By Kolby Nottingham and Max Robinson

We were recently reading through a trending post on r/OpenAI about our project MINDcraft and were surprised by the amount of doubt and lack of understanding surrounding MINDcraft. Several commenters were attempting to locate research publications regarding the project. We do not currently have robust enough evaluation in MINDcraft to justify a research publication (yet!), so, for now, this blog post will suffice. Be aware this is a quickly developing project and many details are subject to change.

About

MINDcraft is an open-source node.js project that implements Minecraft bots that utilize large language models (LLMs) to interact with the game and other players. The default bot name in MINDcraft is Andy (in reference to Do Androids Dream of Electric Sheep). Andy can follow instructions from and communicate with players. Recently, we also added the ability for Andy to play the game independent of human input, continuously setting goals for itself.

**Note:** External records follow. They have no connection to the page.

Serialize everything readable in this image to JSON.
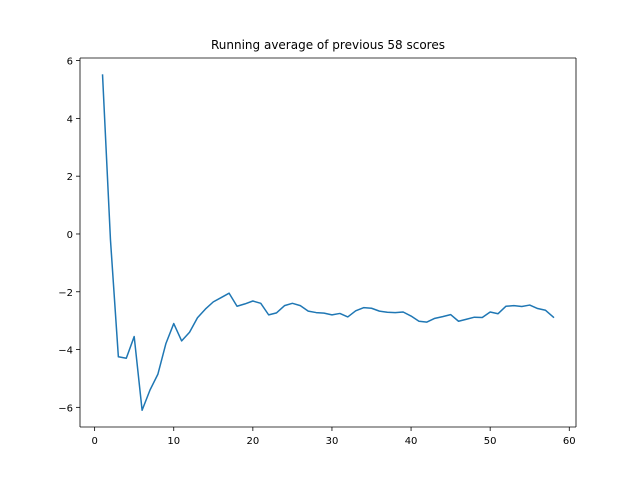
{
  "chart_data": {
    "type": "line",
    "title": "Running average of previous 58 scores",
    "xlabel": "",
    "ylabel": "",
    "xlim": [
      -1.85,
      60.85
    ],
    "ylim": [
      -6.68,
      6.09
    ],
    "xticks": [
      0,
      10,
      20,
      30,
      40,
      50,
      60
    ],
    "yticks": [
      -6,
      -4,
      -2,
      0,
      2,
      4,
      6
    ],
    "grid": false,
    "legend": "none",
    "line_color": "#1f77b4",
    "series": [
      {
        "name": "running average",
        "x": [
          1,
          2,
          3,
          4,
          5,
          6,
          7,
          8,
          9,
          10,
          11,
          12,
          13,
          14,
          15,
          16,
          17,
          18,
          19,
          20,
          21,
          22,
          23,
          24,
          25,
          26,
          27,
          28,
          29,
          30,
          31,
          32,
          33,
          34,
          35,
          36,
          37,
          38,
          39,
          40,
          41,
          42,
          43,
          44,
          45,
          46,
          47,
          48,
          49,
          50,
          51,
          52,
          53,
          54,
          55,
          56,
          57,
          58
        ],
        "values": [
          5.5,
          -0.2,
          -4.25,
          -4.3,
          -3.55,
          -6.1,
          -5.4,
          -4.85,
          -3.8,
          -3.1,
          -3.7,
          -3.4,
          -2.9,
          -2.6,
          -2.35,
          -2.2,
          -2.05,
          -2.5,
          -2.42,
          -2.32,
          -2.4,
          -2.8,
          -2.73,
          -2.48,
          -2.4,
          -2.48,
          -2.67,
          -2.72,
          -2.74,
          -2.8,
          -2.75,
          -2.87,
          -2.66,
          -2.55,
          -2.57,
          -2.67,
          -2.71,
          -2.72,
          -2.7,
          -2.84,
          -3.02,
          -3.05,
          -2.92,
          -2.86,
          -2.79,
          -3.02,
          -2.95,
          -2.88,
          -2.89,
          -2.7,
          -2.76,
          -2.5,
          -2.48,
          -2.51,
          -2.46,
          -2.58,
          -2.64,
          -2.88
        ]
      }
    ]
  }
}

In the near future, we plan to add the ability for Andy to communicate and collaborate with other MINDcraft bots.

Development

We began work on MINDcraft shortly after Nvidia’s popular Voyager paper was released (Wang 2023). While MINDcraft functions very differently than that publication, Voyager brought to our attention the Mineflayer library for implementing Minecraft bots in node.js. As opposed to previous AI research in Minecraft, that used image inputs and low-level outputs (“jump”, “look up”, “use tool”), Mineflayer allows AI systems to interact with Minecraft using high-level code. This made it much easier for Voyager to succeed without needing any training via reinforcement learning since it is automatically proficient at navigation and resource acquisition.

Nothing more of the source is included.